Hydrophobic regions in BRCA1-BRCT domains bound with phosphopeptide N-terminal sequence outside the pSXXF motif. The hydrophobic regions of the BRCA1-BRCT domains, indicated by red colour, comprise three patches, which are highlighted using dashed circular line. The interactions in Patches 1 and 2 are detailed on the right. Bach1 phosphopeptide from PDB: 1T29 (Shiozaki et al., 2004) is in pink, while the optimized peptide from PDB:1T2V (Williams et al., 2004) is in blue. Hydrophobic residues in Patch 3 are labelled as V1654, F1662, M1663 and Y1666.

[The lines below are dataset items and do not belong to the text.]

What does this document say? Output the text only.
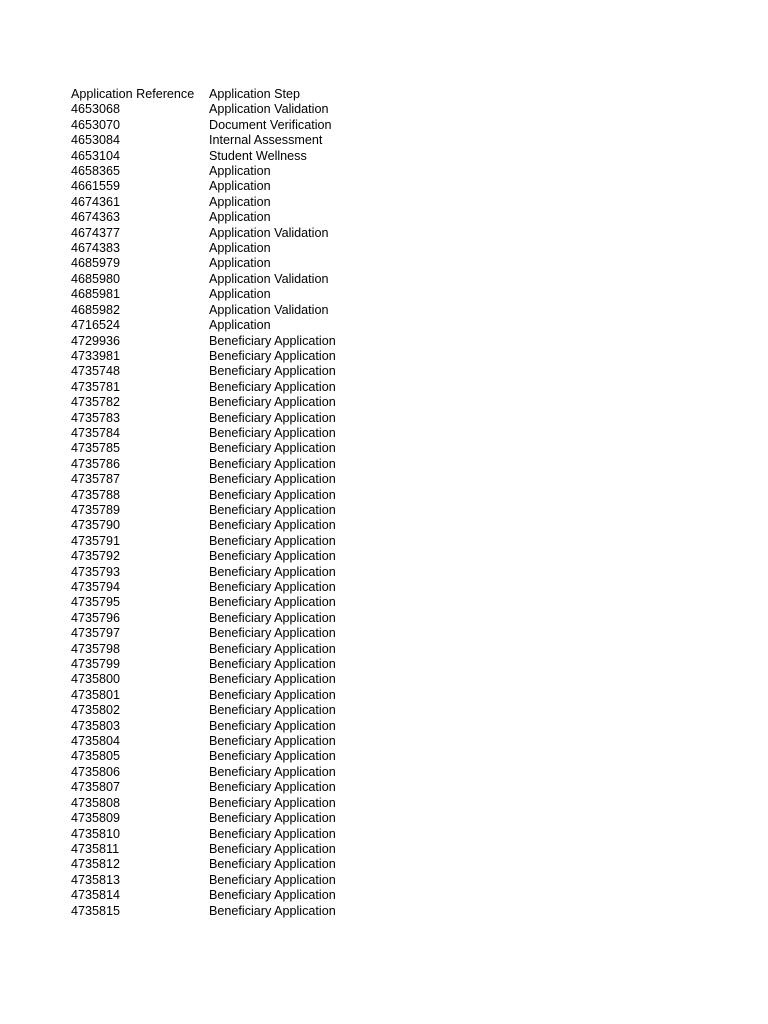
Application Reference	Application Step
4653068	Application Validation
4653070	Document Verification
4653084	Internal Assessment
4653104	Student Wellness
4658365	Application
4661559	Application
4674361	Application
4674363	Application
4674377	Application Validation
4674383	Application
4685979	Application
4685980	Application Validation
4685981	Application
4685982	Application Validation
4716524	Application
4729936	Beneficiary Application
4733981	Beneficiary Application
4735748	Beneficiary Application
4735781	Beneficiary Application
4735782	Beneficiary Application
4735783	Beneficiary Application
4735784	Beneficiary Application
4735785	Beneficiary Application
4735786	Beneficiary Application
4735787	Beneficiary Application
4735788	Beneficiary Application
4735789	Beneficiary Application
4735790	Beneficiary Application
4735791	Beneficiary Application
4735792	Beneficiary Application
4735793	Beneficiary Application
4735794	Beneficiary Application
4735795	Beneficiary Application
4735796	Beneficiary Application
4735797	Beneficiary Application
4735798	Beneficiary Application
4735799	Beneficiary Application
4735800	Beneficiary Application
4735801	Beneficiary Application
4735802	Beneficiary Application
4735803	Beneficiary Application
4735804	Beneficiary Application
4735805	Beneficiary Application
4735806	Beneficiary Application
4735807	Beneficiary Application
4735808	Beneficiary Application
4735809	Beneficiary Application
4735810	Beneficiary Application
4735811	Beneficiary Application
4735812	Beneficiary Application
4735813	Beneficiary Application
4735814	Beneficiary Application
4735815	Beneficiary Application
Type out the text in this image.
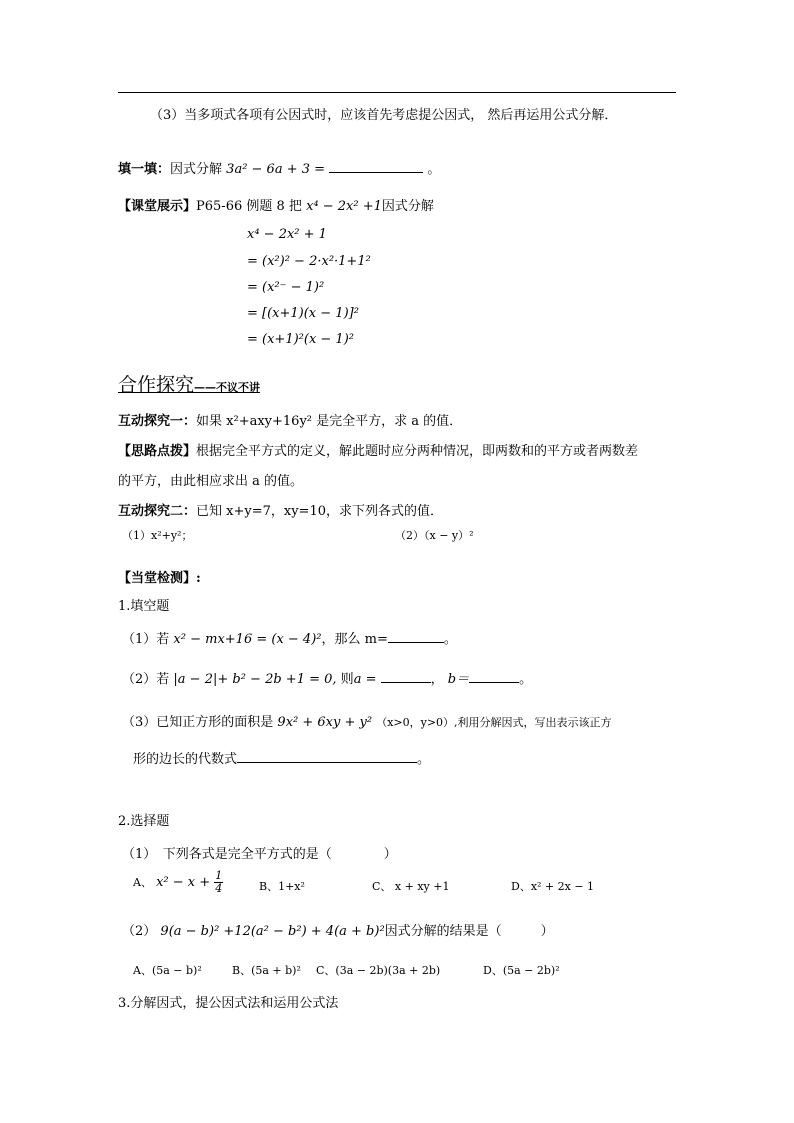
（3）当多项式各项有公因式时，应该首先考虑提公因式， 然后再运用公式分解．
填一填：因式分解 3a² − 6a + 3 =	。
【课堂展示】P65-66 例题 8 把 x⁴ − 2x² +1因式分解
x⁴ − 2x² + 1
= (x²)² − 2·x²·1+1²
= (x²⁻ − 1)²
= [(x+1)(x − 1)]²
= (x+1)²(x − 1)²
合作探究——不议不讲
互动探究一：如果 x²+axy+16y² 是完全平方，求 a 的值．
【思路点拨】根据完全平方式的定义，解此题时应分两种情况，即两数和的平方或者两数差
的平方，由此相应求出 a 的值。
互动探究二：已知 x+y=7，xy=10，求下列各式的值．
（1）x²+y²；	（2）（x − y）²
【当堂检测】:
1.填空题
（1）若 x² − mx+16 = (x − 4)²，那么 m=	。
（2）若 |a − 2|+ b² − 2b +1 = 0, 则a =	， b＝	。
（3）已知正方形的面积是 9x² + 6xy + y² （x>0，y>0）,利用分解因式，写出表示该正方
形的边长的代数式	。
2.选择题
（1）　下列各式是完全平方式的是（　　　　）
A、 $x^2 - x + \frac{1}{4}$	B、1+x²	C、 x + xy +1	D、x² + 2x − 1
（2） 9(a − b)² +12(a² − b²) + 4(a + b)²因式分解的结果是（　　　）
A、(5a − b)²	B、(5a + b)² C、(3a − 2b)(3a + 2b)	D、(5a − 2b)²
3.分解因式，提公因式法和运用公式法
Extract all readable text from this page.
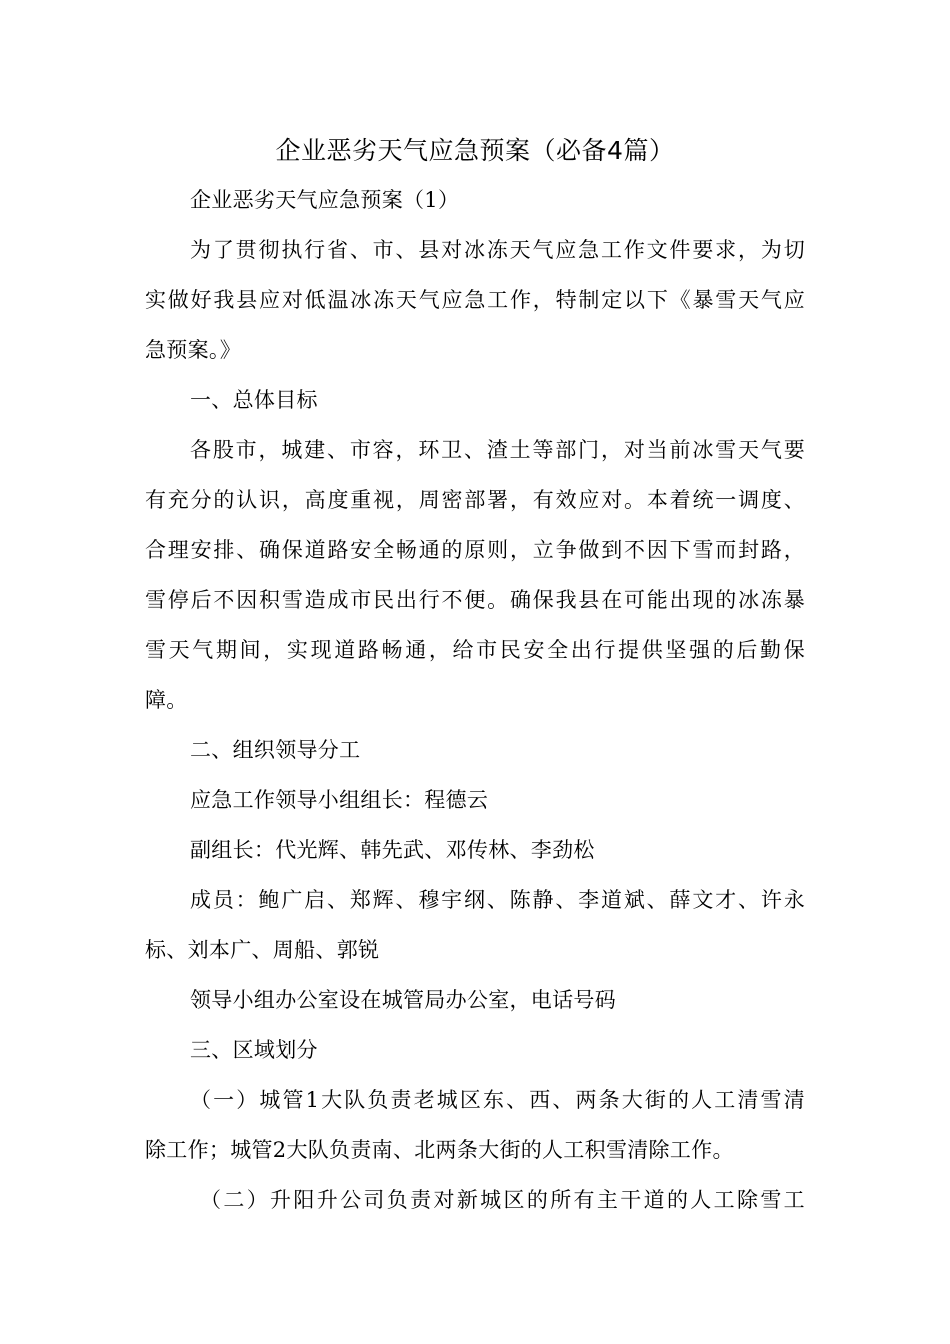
企业恶劣天气应急预案（必备4篇）
企业恶劣天气应急预案（1）
为了贯彻执行省、市、县对冰冻天气应急工作文件要求，为切
实做好我县应对低温冰冻天气应急工作，特制定以下《暴雪天气应
急预案。》
一、总体目标
各股市，城建、市容，环卫、渣土等部门，对当前冰雪天气要
有充分的认识，高度重视，周密部署，有效应对。本着统一调度、
合理安排、确保道路安全畅通的原则，立争做到不因下雪而封路，
雪停后不因积雪造成市民出行不便。确保我县在可能出现的冰冻暴
雪天气期间，实现道路畅通，给市民安全出行提供坚强的后勤保
障。
二、组织领导分工
应急工作领导小组组长：程德云
副组长：代光辉、韩先武、邓传林、李劲松
成员：鲍广启、郑辉、穆宇纲、陈静、李道斌、薛文才、许永
标、刘本广、周船、郭锐
领导小组办公室设在城管局办公室，电话号码
三、区域划分
（一）城管1大队负责老城区东、西、两条大街的人工清雪清
除工作；城管2大队负责南、北两条大街的人工积雪清除工作。
（二）升阳升公司负责对新城区的所有主干道的人工除雪工
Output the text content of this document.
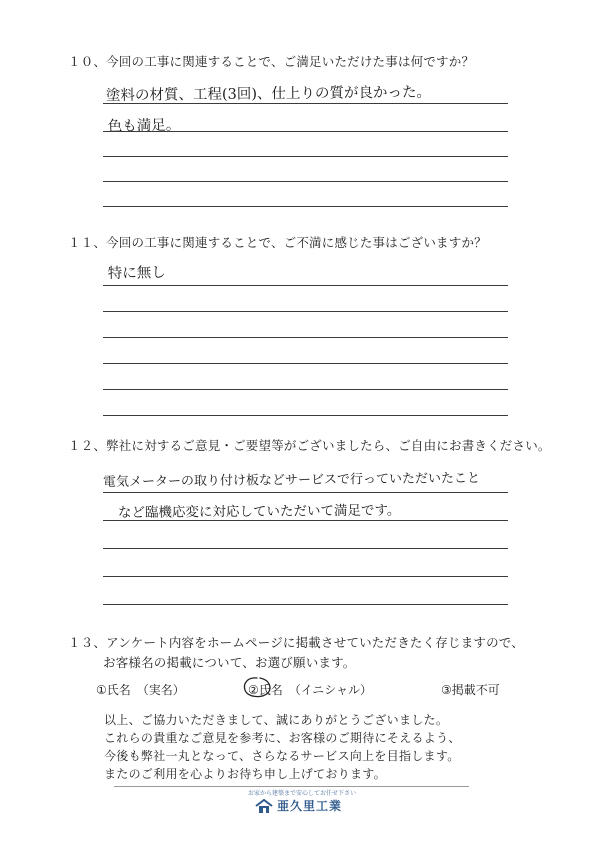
１０、今回の工事に関連することで、ご満足いただけた事は何ですか？
塗料の材質、工程(3回)、仕上りの質が良かった。
色も満足。
１１、今回の工事に関連することで、ご不満に感じた事はございますか？
特に無し
１２、弊社に対するご意見・ご要望等がございましたら、ご自由にお書きください。
電気メーターの取り付け板などサービスで行っていただいたこと
など臨機応変に対応していただいて満足です。
１３、アンケート内容をホームページに掲載させていただきたく存じますので、
お客様名の掲載について、お選び願います。
①氏名　（実名）	②氏名　（イニシャル）	③掲載不可
以上、ご協力いただきまして、誠にありがとうございました。
これらの貴重なご意見を参考に、お客様のご期待にそえるよう、
今後も弊社一丸となって、さらなるサービス向上を目指します。
またのご利用を心よりお待ち申し上げております。
お家から建築まで安心してお任せ下さい
亜久里工業
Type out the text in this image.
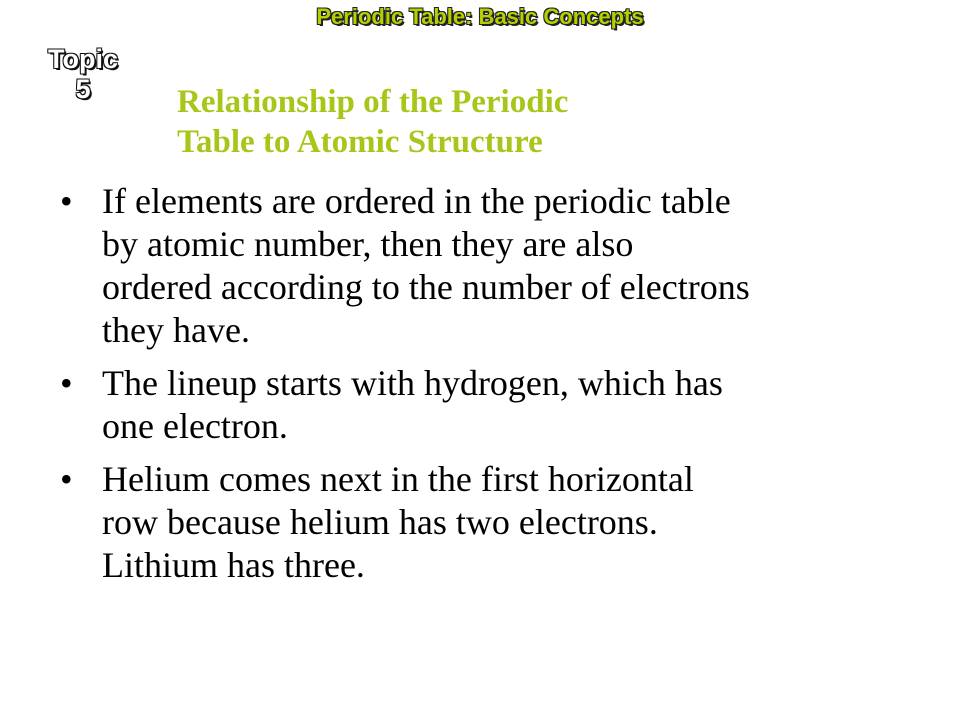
Periodic Table: Basic Concepts
Topic
5	Relationship of the Periodic
Table to Atomic Structure
• If elements are ordered in the periodic table
by atomic number, then they are also
ordered according to the number of electrons
they have.
• The lineup starts with hydrogen, which has
one electron.
• Helium comes next in the first horizontal
row because helium has two electrons.
Lithium has three.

Aside from the sequence differences, phosphorylation variants in the N-terminal phosphopeptide sequence can also occur. In addition to the phosphorylation at the Ser residue in pSXXF motif, an extra Ser residue in the N-terminal region can be phosphorylated for Bach1 and Abraxas (Kettenbach et al., 2011, Wang et al., 2007). The structural and functional consequences of double phosphorylation are still unknown.

Conclusion

Initial analyses of phosphopeptide binding to the BRCA1-BRCT domains focused on the pSXXF motif (Glover et al., 2004, Leung and Glover, 2011). As more and more proteins are shown to bind to BRCA1 through the pSXXF motif, the question arises as to how these proteins compete with each other or are regulated with respect to binding to BRCA1. The variation of residues outside the canonical motif and also the residues in the “X positions” of the motif are clearly keys for control of the binding affinity and selectivity.

Our current understanding of the similarities and differences of structural interactions among these phosphopeptides bound to BRCA1-BRCT domains with respect to affinity underlines the fact that the phosphopeptides used for binding-affinity assays and structure determination usually represent only small parts of the protein structure. It is clear that we need to ask whether the rest of the phosphoprotein also contributes towards the binding with BRCA1. Understanding these detailed structures and binding modes of BRCA1 BRCT domains with various phosphopeptides can help us to understand the function of BRCA1 in various pathways and also contribute towards knowledge-based design and discovery of higher affinity BRCA1-BRCT inhibitors in the future.